Of de nabijgelegen hoeve Ter Poorte echter opklimt tot in de latere middeleeuwen weten we niet. Voorts dienen we nog rekening te houden met de verdwenen middeleeuwse vissersnederzettingen Scharporde (of Schaarte) op ongeveer 700 m N-0 en Windgat (700 m N-W) van de vindplaats gelegen.

Beide plaatsen zijn teniet gegaan “bi der vloghe van den zanden van den dunen” voor 1408.

Een interessant gegeven is tenslotte dat de hele streek geleden heeft bij de inval van de Engelse troepen in 1405: misschien is het kannetje in die periode in de grond geraakt?

Laat-Middeleeuwse bronzen voorwerpen van enige omvang zijn geen alledaagse vondsten omdat ze bij zware beschadiging meestal terug in de smeltkroes belandden.
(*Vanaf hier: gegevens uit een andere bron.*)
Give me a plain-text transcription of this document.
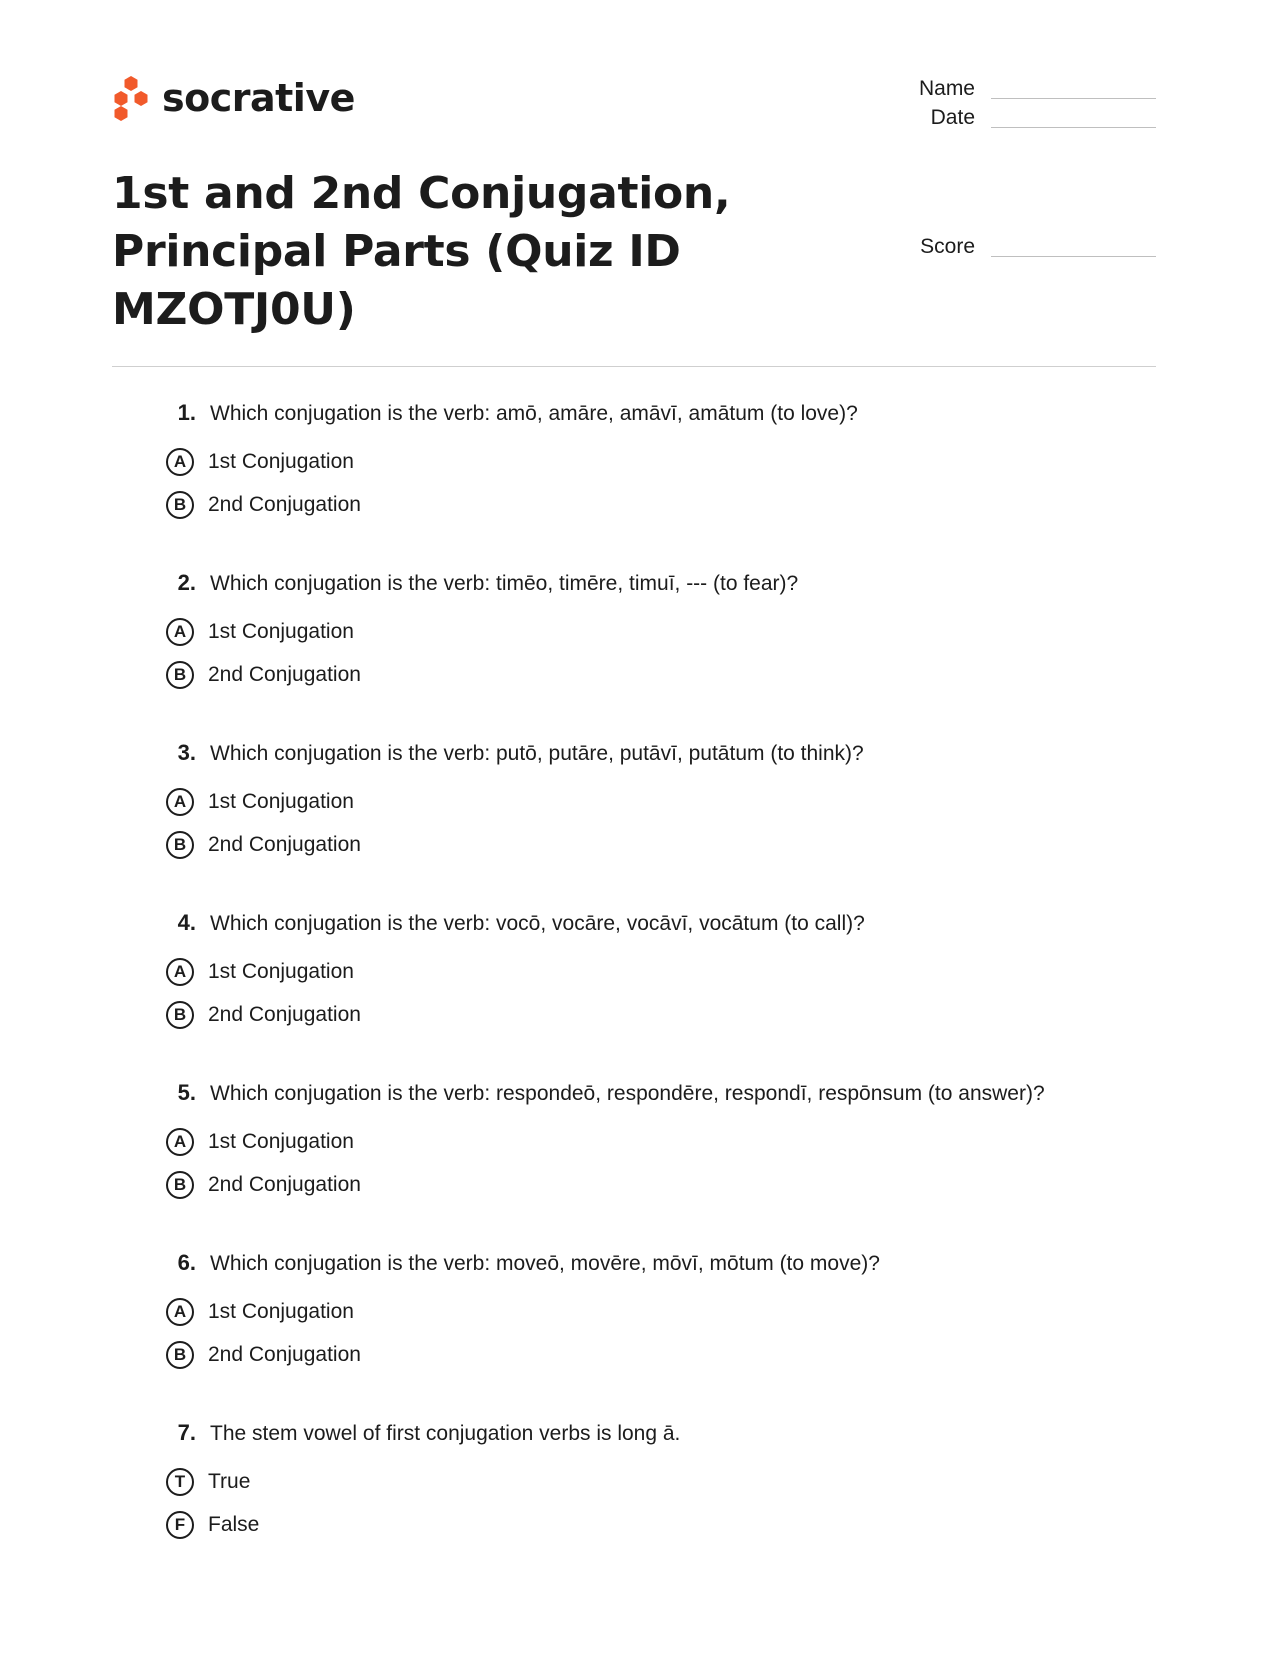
socrative
1st and 2nd Conjugation, Principal Parts (Quiz ID MZOTJ0U)
Name
Date
Score
1. Which conjugation is the verb: amō, amāre, amāvī, amātum (to love)?
A	1st Conjugation
B	2nd Conjugation
2. Which conjugation is the verb: timēo, timēre, timuī, --- (to fear)?
A	1st Conjugation
B	2nd Conjugation
3. Which conjugation is the verb: putō, putāre, putāvī, putātum (to think)?
A	1st Conjugation
B	2nd Conjugation
4. Which conjugation is the verb: vocō, vocāre, vocāvī, vocātum (to call)?
A	1st Conjugation
B	2nd Conjugation
5. Which conjugation is the verb: respondeō, respondēre, respondī, respōnsum (to answer)?
A	1st Conjugation
B	2nd Conjugation
6. Which conjugation is the verb: moveō, movēre, mōvī, mōtum (to move)?
A	1st Conjugation
B	2nd Conjugation
7. The stem vowel of first conjugation verbs is long ā.
T	True
F	False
Toch zijn er alleen al in West-Vlaanderen (Kortrijk) nog twee dergelijke kannetjes bekend.

Hopelijk wordt er van deze en gelijkaardige stukken ooit een vergelijkende studie gemaakt: wellicht kunnen alleen al op grond van technische en typologische kenmerken interessante besluiten getrokken worden.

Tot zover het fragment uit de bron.